The bottom line is that the licence holder must be seen to be using the narrowboat for a genuine cruise and that unacceptable reasons for staying in a neighbourhood or locality for longer than 14 days are the need to stay within commuting distance of a place of work or study.
Narrowboat Licenses… And Houseboats?
There is a class of licence known as a Houseboat Certificate (HBC). To qualify as a houseboat, the Canal & River Trust have the following definition in their terms & conditions:
“Houseboat means a boat whose predominant use is for a purpose other than navigation and which, if required for the purpose, has planning permission, for the site where it is moored. A Houseboat may be used for navigation from time to time provided it does not become its predominant use.”
A Houseboat Certificate is only issued in conjunction with a CRT long term mooring agreement and the two run concurrently with the same expiration dates. At the moment, the cost of a HBC is the same as a Standard Licence but the CRT have suggested this could be reviewed in future to make the cost of the HBC more expensive. It is the case that the British waterways Act 1995 enables the HBC holder to assign any unexpired portion of the certificate to the new owner of the boat when it is sold. In addition to this, the historical policy of the waterways authority has been to allow the associated mooring agreement to be transferred as well.
The consequence of this has been that licensed houseboats and their associated moorings not only rarely come onto the open market but also their values have been inflated by this rarity. The licensing authority was concerned that they would not be able to assess true value/income from these moorings so in 2010 they decided to change the assignment rules. Here is the definition, taken from CRT documentation:
“Customers who purchased a HBC after 31/7/2010 for the first time for a boat which didn’t have a HBC for the same mooring site immediately prior to their purchase of it will be entitled to assign only up to the expiry of the current licence. In other words, from 31/7/2010 if you choose to purchase a HBC without having taken over a boat on a mooring that already has a HBC, when you come to sell the boat, you will only be able to assign the associated mooring permit up until its next expiry date. At that point, you must vacate the mooring and we will offer it for auction. The new owner may of course take part in the auction if they wish to secure a mooring at the same location”

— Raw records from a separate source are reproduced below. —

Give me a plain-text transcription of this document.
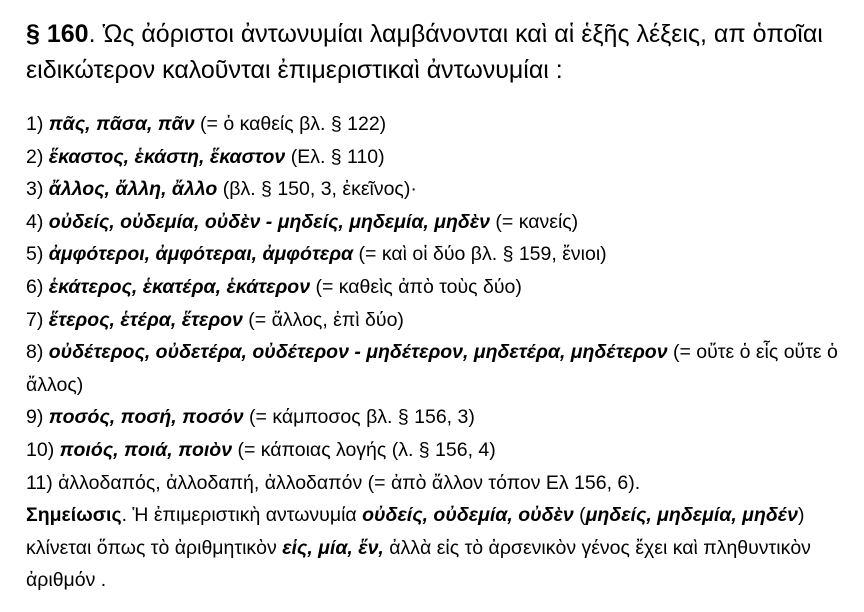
§ 160. Ὡς ἀόριστοι ἀντωνυμίαι λαμβάνονται καὶ αἱ ἑξῆς λέξεις, απ ὁποῖαι ειδικώτερον καλοῦνται ἐπιμεριστικαὶ ἀντωνυμίαι :

1) πᾶς, πᾶσα, πᾶν (= ὁ καθείς βλ. § 122)

2) ἕκαστος, ἑκάστη, ἕκαστον (Ελ. § 110)

3) ἄλλος, ἄλλη, ἄλλο (βλ. § 150, 3, ἐκεῖνος)·

4) οὐδείς, οὐδεμία, οὐδὲν - μηδείς, μηδεμία, μηδὲν (= κανείς)

5) ἀμφότεροι, ἀμφότεραι, ἀμφότερα (= καὶ οἱ δύο βλ. § 159, ἔνιοι)

6) ἑκάτερος, ἑκατέρα, ἑκάτερον (= καθεὶς ἀπὸ τοὺς δύο)

7) ἕτερος, ἑτέρα, ἕτερον (= ἄλλος, ἐπὶ δύο)

8) οὐδέτερος, οὐδετέρα, οὐδέτερον - μηδέτερον, μηδετέρα, μηδέτερον (= οὔτε ὁ εἷς οὔτε ὁ ἄλλος)

9) ποσός, ποσή, ποσόν (= κάμποσος βλ. § 156, 3)

10) ποιός, ποιά, ποιὸν (= κάποιας λογής (λ. § 156, 4)

11) ἀλλοδαπός, ἀλλοδαπή, ἀλλοδαπόν (= ἀπὸ ἄλλον τόπον Ελ 156, 6).

Σημείωσις. Ἡ ἐπιμεριστικὴ αντωνυμία οὐδείς, οὐδεμία, οὐδὲν (μηδείς, μηδεμία, μηδέν) κλίνεται ὅπως τὸ ἀριθμητικὸν εἱς, μία, ἕν, ἀλλὰ εἰς τὸ ἀρσενικὸν γένος ἔχει καὶ πληθυντικὸν ἀριθμόν .
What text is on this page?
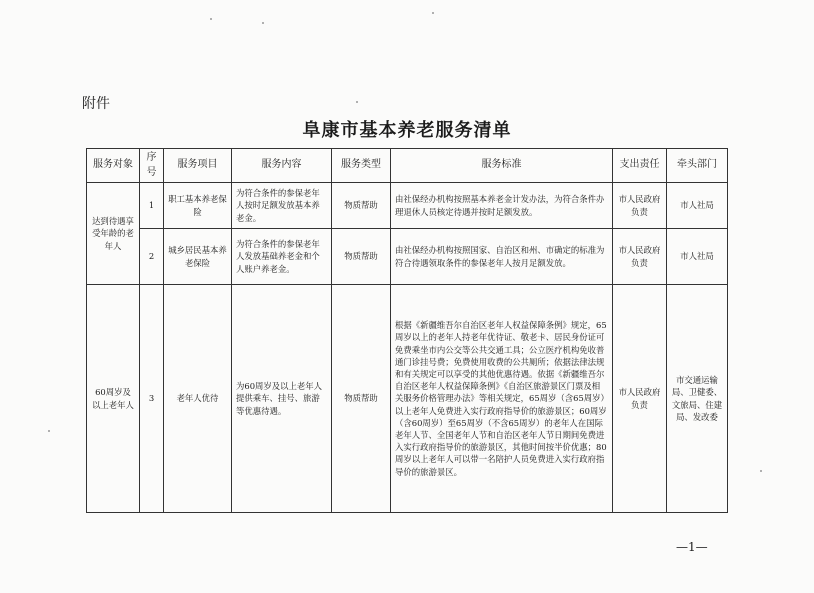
附件
阜康市基本养老服务清单
服务对象	序号	服务项目	服务内容	服务类型	服务标准	支出责任	牵头部门
达到待遇享受年龄的老年人	1	职工基本养老保险	为符合条件的参保老年人按时足额发放基本养老金。	物质帮助	由社保经办机构按照基本养老金计发办法，为符合条件办理退休人员核定待遇并按时足额发放。	市人民政府负责	市人社局
	2	城乡居民基本养老保险	为符合条件的参保老年人发放基础养老金和个人账户养老金。	物质帮助	由社保经办机构按照国家、自治区和州、市确定的标准为符合待遇领取条件的参保老年人按月足额发放。	市人民政府负责	市人社局
60周岁及以上老年人	3	老年人优待	为60周岁及以上老年人提供乘车、挂号、旅游等优惠待遇。	物质帮助	根据《新疆维吾尔自治区老年人权益保障条例》规定，65周岁以上的老年人持老年优待证、敬老卡、居民身份证可免费乘坐市内公交等公共交通工具；公立医疗机构免收普通门诊挂号费；免费使用收费的公共厕所；依据法律法规和有关规定可以享受的其他优惠待遇。依据《新疆维吾尔自治区老年人权益保障条例》《自治区旅游景区门票及相关服务价格管理办法》等相关规定，65周岁（含65周岁）以上老年人免费进入实行政府指导价的旅游景区；60周岁（含60周岁）至65周岁（不含65周岁）的老年人在国际老年人节、全国老年人节和自治区老年人节日期间免费进入实行政府指导价的旅游景区，其他时间按半价优惠；80周岁以上老年人可以带一名陪护人员免费进入实行政府指导价的旅游景区。	市人民政府负责	市交通运输局、卫健委、文旅局、住建局、发改委
—1—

It seems that this ruling is not applied retrospectively so any boats issued with an HBC and long term mooring prior to August 2010 will continue to be assessed in the old way, at least for the time being. It is inevitable that rulings related to residential liveaboard boats will continue to evolve so long as more & more of us choose the canals & rivers as our primary residence.
So that’s that! If you are the owner of a HBC you will be more than aware of the recent changes and if you are not an owner of one, check very carefully with the CRT and local authority to ensure it is a path you want to pursue.